Longtime Los Angeles newsman Stan Chambers, who spent more than six decades at KTLA and was a pioneer of broadcast journalism, died today at age 91.
“Our thoughts and prayers go out to the Chambers family,” KTLA President and General Manager Don Corsini said on the station’s website. “Stan was a brilliant journalist and one of the best in the business.”
Chambers joined the station in 1947, when there were only about 300 television sets in the Los Angeles area.
Chambers filed more than 22,000 stories over the next 63 years, until he retired in 2010, on his 87th birthday.
“He will be remembered as a pioneer in the industry and a pillar of the KTLA family, the station’s news director, Jason Ball, said on the station’s website.
Chambers, a Navy veteran, joined KTLA in 1947, largely working behind the scenes before appearing in front of the camera.
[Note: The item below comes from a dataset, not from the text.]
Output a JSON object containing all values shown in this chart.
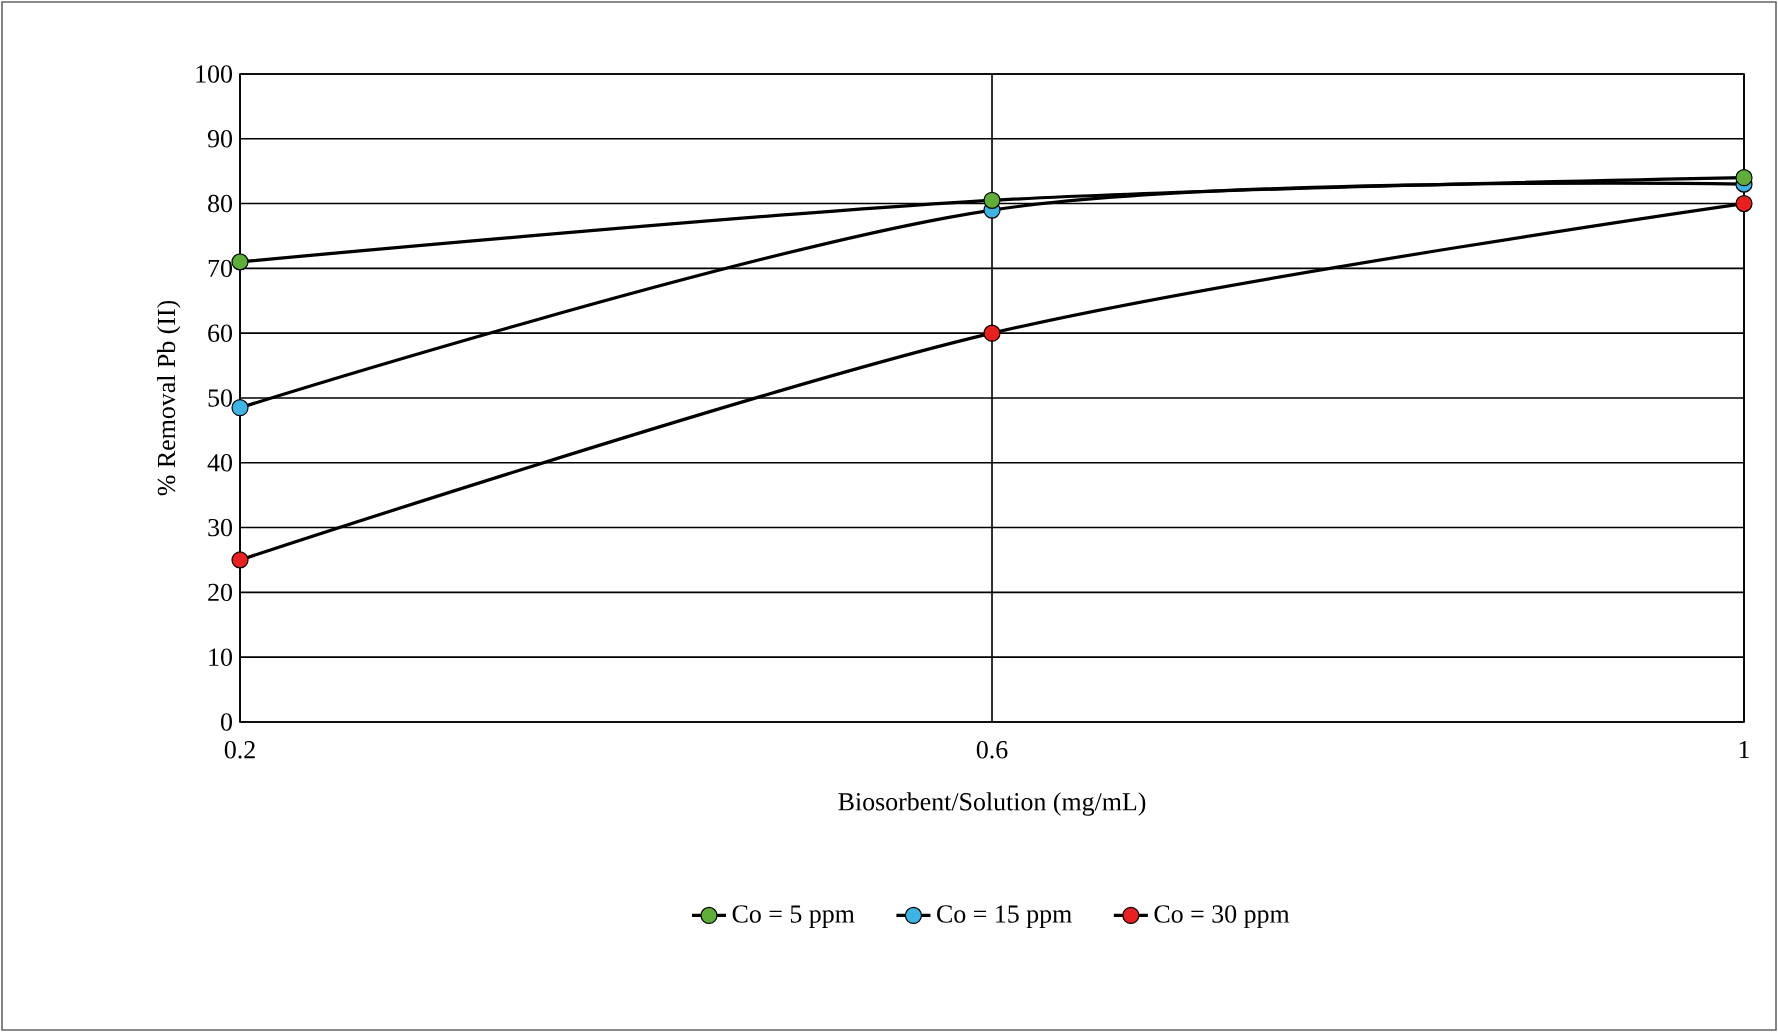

He eventually helped anchor 27 hours of coverage of 3-year-old Kathy Fiscus, who became trapped in an abandoned well in San Marino — a defining moment in broadcast journalism. He was then part of the station’s first daily newscast in 1962.
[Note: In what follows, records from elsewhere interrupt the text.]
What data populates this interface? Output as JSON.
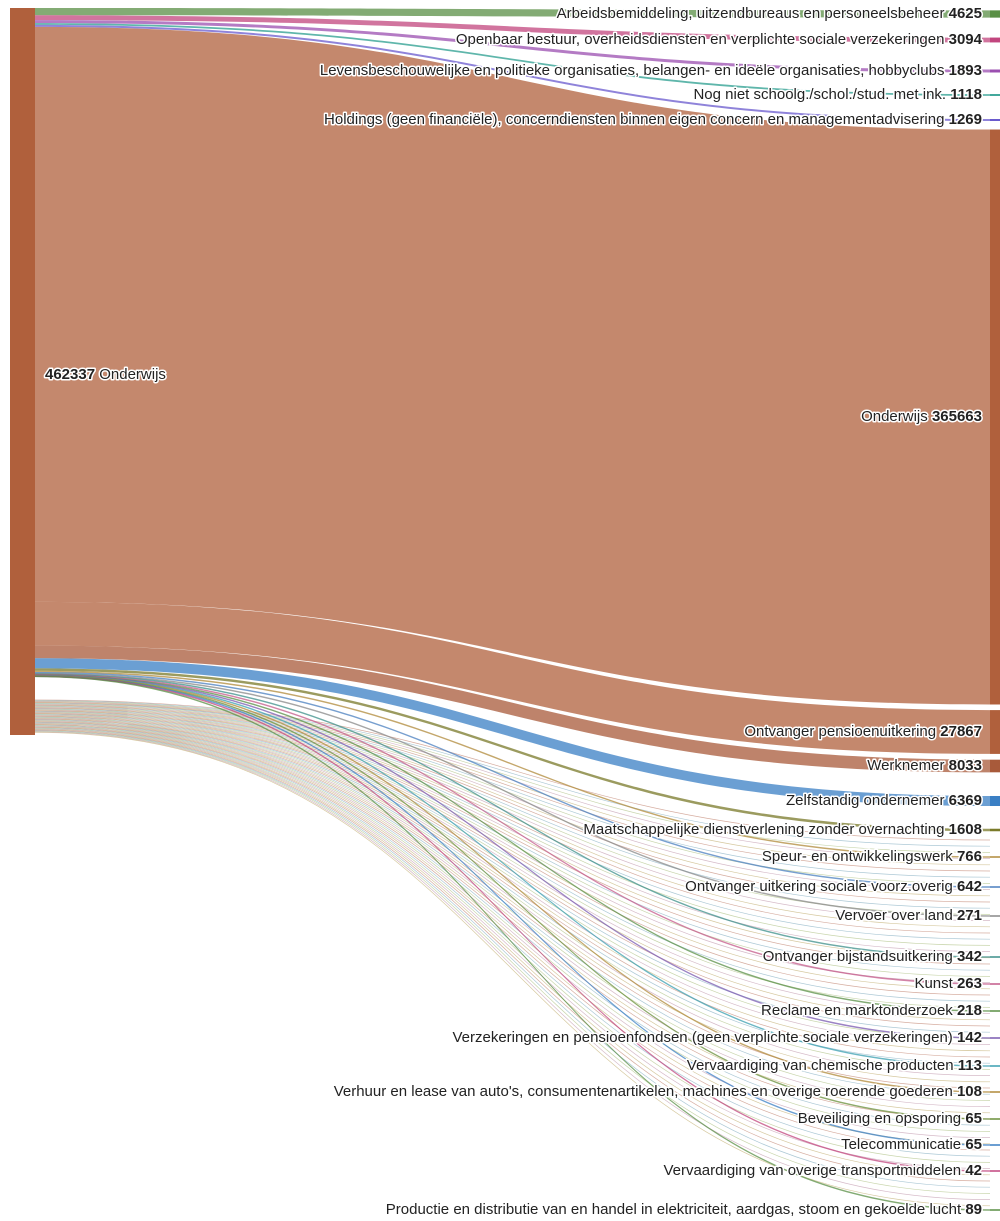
{
  "chart_data": {
    "type": "sankey",
    "source": {
      "name": "Onderwijs",
      "value": 462337,
      "color": "#b0603c"
    },
    "targets": [
      {
        "name": "Arbeidsbemiddeling, uitzendbureaus en personeelsbeheer",
        "value": 4625,
        "color": "#5a8f45"
      },
      {
        "name": "Openbaar bestuur, overheidsdiensten en verplichte sociale verzekeringen",
        "value": 3094,
        "color": "#c2457e"
      },
      {
        "name": "Levensbeschouwelijke en politieke organisaties, belangen- en ideële organisaties, hobbyclubs",
        "value": 1893,
        "color": "#9b4fb0"
      },
      {
        "name": "Nog niet schoolg./schol./stud. met ink.",
        "value": 1118,
        "color": "#2a9d8f"
      },
      {
        "name": "Holdings (geen financiële), concerndiensten binnen eigen concern en managementadvisering",
        "value": 1269,
        "color": "#6a5acd"
      },
      {
        "name": "Onderwijs",
        "value": 365663,
        "color": "#b0603c"
      },
      {
        "name": "Ontvanger pensioenuitkering",
        "value": 27867,
        "color": "#b0603c"
      },
      {
        "name": "Werknemer",
        "value": 8033,
        "color": "#a85a3a"
      },
      {
        "name": "Zelfstandig ondernemer",
        "value": 6369,
        "color": "#3a7fc4"
      },
      {
        "name": "Maatschappelijke dienstverlening zonder overnachting",
        "value": 1608,
        "color": "#7a7a2a"
      },
      {
        "name": "Speur- en ontwikkelingswerk",
        "value": 766,
        "color": "#b08a3a"
      },
      {
        "name": "Ontvanger uitkering sociale voorz.overig",
        "value": 642,
        "color": "#4a7fbf"
      },
      {
        "name": "Vervoer over land",
        "value": 271,
        "color": "#888888"
      },
      {
        "name": "Ontvanger bijstandsuitkering",
        "value": 342,
        "color": "#3c8f8a"
      },
      {
        "name": "Kunst",
        "value": 263,
        "color": "#c45a8a"
      },
      {
        "name": "Reclame en marktonderzoek",
        "value": 218,
        "color": "#5a8f45"
      },
      {
        "name": "Verzekeringen en pensioenfondsen (geen verplichte sociale verzekeringen)",
        "value": 142,
        "color": "#7a5ab0"
      },
      {
        "name": "Vervaardiging van chemische producten",
        "value": 113,
        "color": "#3a9fb0"
      },
      {
        "name": "Verhuur en lease van auto's, consumentenartikelen, machines en overige roerende goederen",
        "value": 108,
        "color": "#b08a3a"
      },
      {
        "name": "Beveiliging en opsporing",
        "value": 65,
        "color": "#6a8f3a"
      },
      {
        "name": "Telecommunicatie",
        "value": 65,
        "color": "#3a7fc4"
      },
      {
        "name": "Vervaardiging van overige transportmiddelen",
        "value": 42,
        "color": "#c2457e"
      },
      {
        "name": "Productie en distributie van en handel in elektriciteit, aardgas, stoom en gekoelde lucht",
        "value": 89,
        "color": "#5a8f45"
      }
    ]
  }
}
Chambers went on to cover major events in the city, including the Bel- Air fire, Baldwin Hills dam break and Northridge earthquake, along with the Robert Kennedy assassination, Manson family murders and Hillside Strangler case.
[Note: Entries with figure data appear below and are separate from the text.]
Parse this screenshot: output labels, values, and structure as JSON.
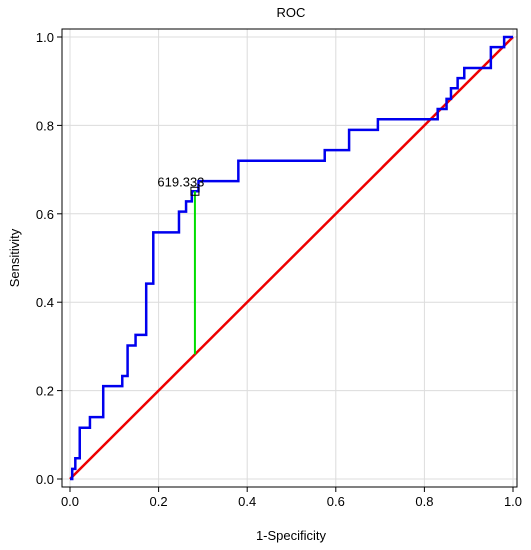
{
  "chart_data": {
    "type": "line",
    "title": "ROC",
    "xlabel": "1-Specificity",
    "ylabel": "Sensitivity",
    "xlim": [
      0,
      1
    ],
    "ylim": [
      0,
      1
    ],
    "xticks": [
      0.0,
      0.2,
      0.4,
      0.6,
      0.8,
      1.0
    ],
    "yticks": [
      0.0,
      0.2,
      0.4,
      0.6,
      0.8,
      1.0
    ],
    "xtick_labels": [
      "0.0",
      "0.2",
      "0.4",
      "0.6",
      "0.8",
      "1.0"
    ],
    "ytick_labels": [
      "0.0",
      "0.2",
      "0.4",
      "0.6",
      "0.8",
      "1.0"
    ],
    "grid": true,
    "series": [
      {
        "color": "#0000ee",
        "step": true,
        "x": [
          0.0,
          0.005,
          0.012,
          0.022,
          0.045,
          0.075,
          0.118,
          0.13,
          0.148,
          0.172,
          0.188,
          0.2,
          0.246,
          0.262,
          0.275,
          0.29,
          0.34,
          0.38,
          0.575,
          0.63,
          0.695,
          0.82,
          0.83,
          0.85,
          0.86,
          0.875,
          0.89,
          0.95,
          0.98,
          1.0
        ],
        "y": [
          0.0,
          0.023,
          0.047,
          0.116,
          0.14,
          0.21,
          0.233,
          0.302,
          0.326,
          0.442,
          0.558,
          0.558,
          0.605,
          0.628,
          0.651,
          0.674,
          0.674,
          0.72,
          0.744,
          0.79,
          0.814,
          0.814,
          0.837,
          0.86,
          0.884,
          0.907,
          0.93,
          0.977,
          1.0,
          1.0
        ]
      },
      {
        "color": "#ee0000",
        "x": [
          0.0,
          1.0
        ],
        "y": [
          0.0,
          1.0
        ]
      }
    ],
    "cutoff": {
      "label": "619.333",
      "x": 0.282,
      "y": 0.651,
      "diag_y": 0.282,
      "line_color": "#00dd00"
    }
  }
}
Chambers also broke the Rodney King beating story, according to KTLA, when an amateur photographer who filmed the beating handed over his tape to the trusted reporter.
“Stan Chambers is one of the greatest reporters ever to be in our city,” City Councilman Tom LaBonge said during today’s council meeting. ” … He was there when television started. I remember being with him at the Pan- Pacific fire in the ’90s, and the first story he covered for KTLA is the ice skating show at the Pan-Pacific Auditorium. I think we will on Tuesday adjourn in a higher note to his memory, but sad news … sad news … There’s no one more special to Los Angeles, a news reporter of all areas — that’s Stan Chambers.”